Dr. López’s group seeks to understand the cellular mechanisms that overcome viral antagonism of immune responses to pathogenic respiratory viruses, such as influenza, parainfluenza, and respiratory syncytial virus. The group is currently assessing the cellular response mediated by the viral sensors RIG-I and MDA5. Challenging the current paradigm, the group has shown that both proteins are involved in the response to parainfluenza virus  and they are currently investigating the specific role of each of these molecules in immune recognition and response to virus infection, as well as in overcoming viral immune antagonism. Dr. López is particularly interested in investigating cellular molecules that are involved in the efficient response to DIVGs.
Lung-Bone Marrow Axis: Essential role in anti-viral immunity.
Upon viral recognition and sensing of the infecting virus, infected cells produce cytokines and chemokines that promote the recruitment and activation of immune cells. Dr. López lab has shown that soon after a respiratory infection, molecules produced in the infected lung are transported through the blood to signal cells located in the distal bone marrow [4, 5]. Cells instructed in the bone marrow become resistant to virus infection and respond more efficiently to viral cues when recruited to the lung, thereby enhancing the innate immune response and facilitating the clearance of the virus. Dr. López group identified type I interferons as critical mediators of lung-bone marrow communication during viral infection [5, 4]. The group is currently interested in characterizing other mediators of the lung-bone marrow axis and in determining their role during the initial anti-viral response. In addition, they are investigating the specific effects of these signals in specific bone marrow cell populations.

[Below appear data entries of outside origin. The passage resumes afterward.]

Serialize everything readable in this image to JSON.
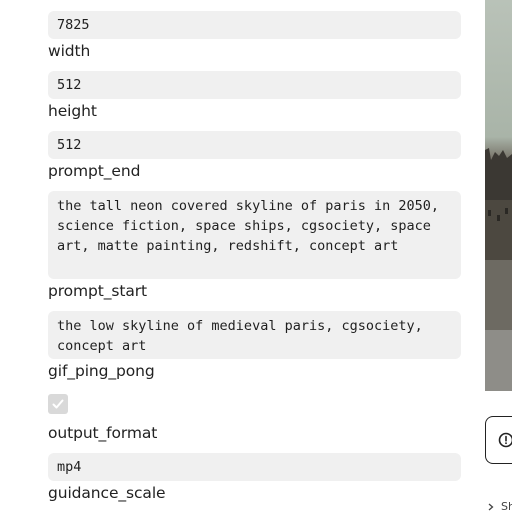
{
  "fields": {
    "seed": {
      "value": "7825"
    },
    "width": {
      "label": "width",
      "value": "512"
    },
    "height": {
      "label": "height",
      "value": "512"
    },
    "prompt_end": {
      "label": "prompt_end",
      "value": "the tall neon covered skyline of paris in 2050, science fiction, space ships, cgsociety, space art, matte painting, redshift, concept art"
    },
    "prompt_start": {
      "label": "prompt_start",
      "value": "the low skyline of medieval paris, cgsociety, concept art"
    },
    "gif_ping_pong": {
      "label": "gif_ping_pong",
      "checked": true
    },
    "output_format": {
      "label": "output_format",
      "value": "mp4"
    },
    "guidance_scale": {
      "label": "guidance_scale"
    }
  },
  "side": {
    "footer_link": "Sh"
  },
  "icons": {
    "info": "info-circle-icon",
    "check": "checkmark-icon",
    "chevron": "chevron-right-icon"
  },
  "colors": {
    "field_bg": "#f0f0f0",
    "text": "#222222",
    "checkbox_bg": "#d9d9d9"
  }
}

Dr. López’s research is currently funded by the NIH/NIAID (R01AI083284 and R21AI083481). Her laboratory is located in the Hill Pavilion 337 and her office in Suite 318 Hill Pavilion.
1. Yount, J.S., et al., A novel role for viral-defective interfering particles in enhancing dendritic cell maturation. J Immunol, 2006. 177(7): p. 4503-13.
2. Yount, J.S., et al., MDA5 Participates in the Detection of Paramyxovirus Infection and Is Essential for the Early Activation of Dendritic Cells in Response to Sendai Virus Defective Interfering Particles. J Immunol, 2008. 180(7): p. 4910-8.
3. Moltedo, B., et al., Cutting edge: stealth influenza virus replication precedes the initiation of adaptive immunity. J Immunol, 2009. 183(6): p. 3569-73.
4. Hermesh, T., et al., Antiviral instruction of bone marrow leukocytes during respiratory viral infections. Cell Host Microbe, 2010. 7(5): p. 343-53.
5. Lopez, C.B. and T. Hermesh, Systemic responses during local viral infections: type I IFNs sound the alarm. Current opinion in immunology, 2011. 23(4): p. 495-9.